Leveraging Experienced Consumers to Attract New Consumers: An Equilibrium Analysis of Displaying Deal Sales by Daily Deal Websites
成果类型:
Article
署名作者:
Subramanian, Upender; Rao, Ram C.
署名单位:
University of Texas System; University of Texas Dallas
刊物名称:
MANAGEMENT SCIENCE
ISSN/ISSBN:
0025-1909
DOI:
10.1287/mnsc.2015.2298
发表日期:
2016
页码:
3555-3575
关键词:
customer acquisition
daily deals
Observational learning
online intermediaries
promotions
signaling
strongly undefeated perfect Bayesian equilibrium
Two-sided Market
摘要:
Daily deal websites help small local merchants to attract new consumers.
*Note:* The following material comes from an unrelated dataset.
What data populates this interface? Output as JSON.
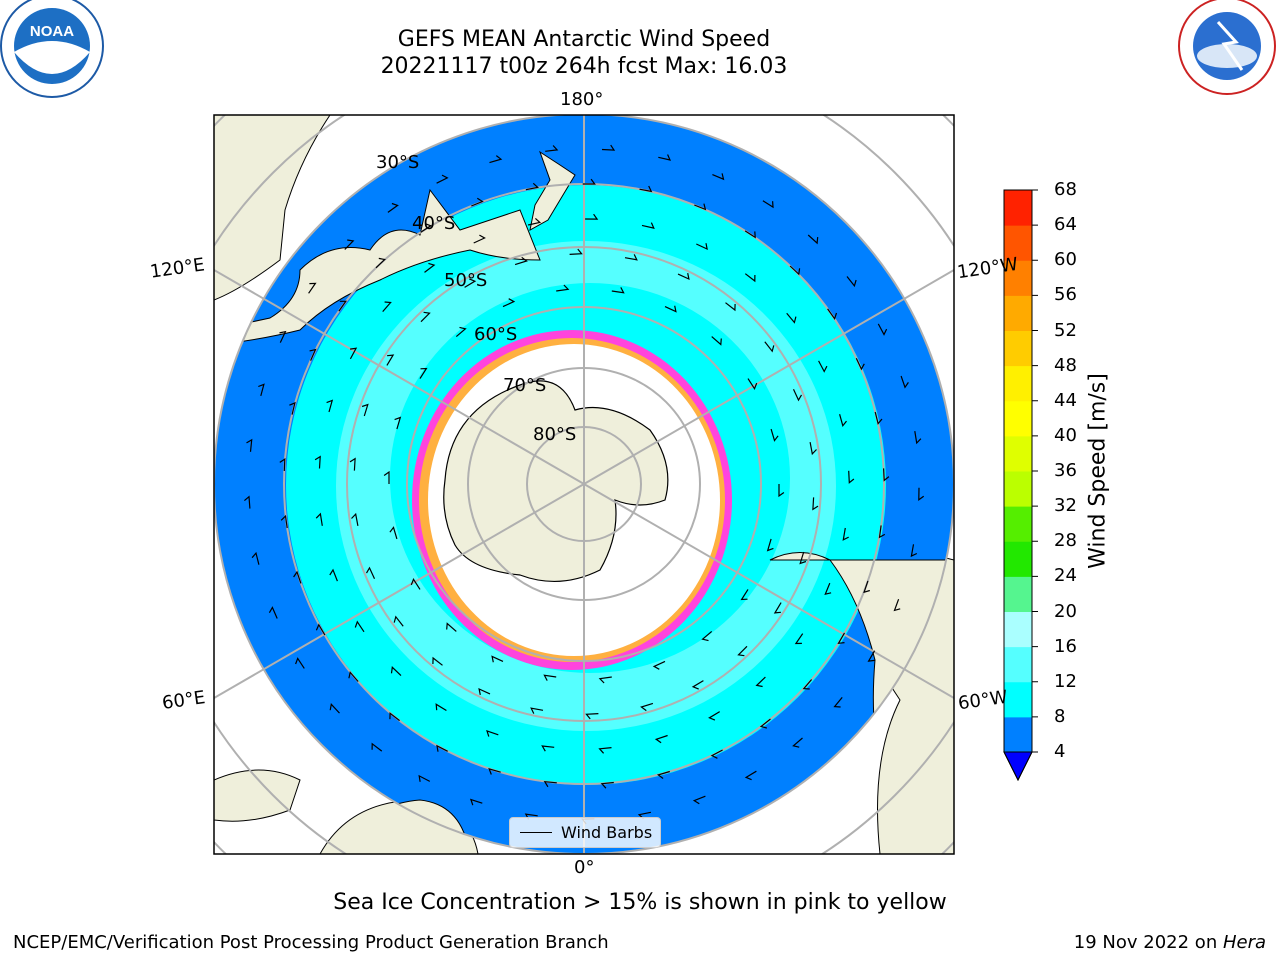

A strategy adopted by some websites is to continually track and display the number of deals sold by a merchant. We investigate the strategic implications of displaying deal sales and the website's incentive to implement this feature. We analyze a market in which a merchant offering an experience good is privately informed of its type. Whereas daily deals cannibalize a merchant's revenue from experienced consumers, we show that, by displaying deal sales, the website can transform this cannibalization into an advantage. Displaying deal sales can leverage discounted sales to experienced consumers to help a high-quality merchant signal its type and acquire new consumers at a higher margin. Signaling is supported through observational learning from displayed deal sales since it reveals how experienced consumers respond to the deal. Nevertheless, the website may not implement this feature if signaling entails too much distortion in the merchant's deal price. We also find that it can be optimal for the website to offer the merchant an up-front subsidy, but only if the website displays deal sales. Our analysis leads to managerial insights for daily deal websites.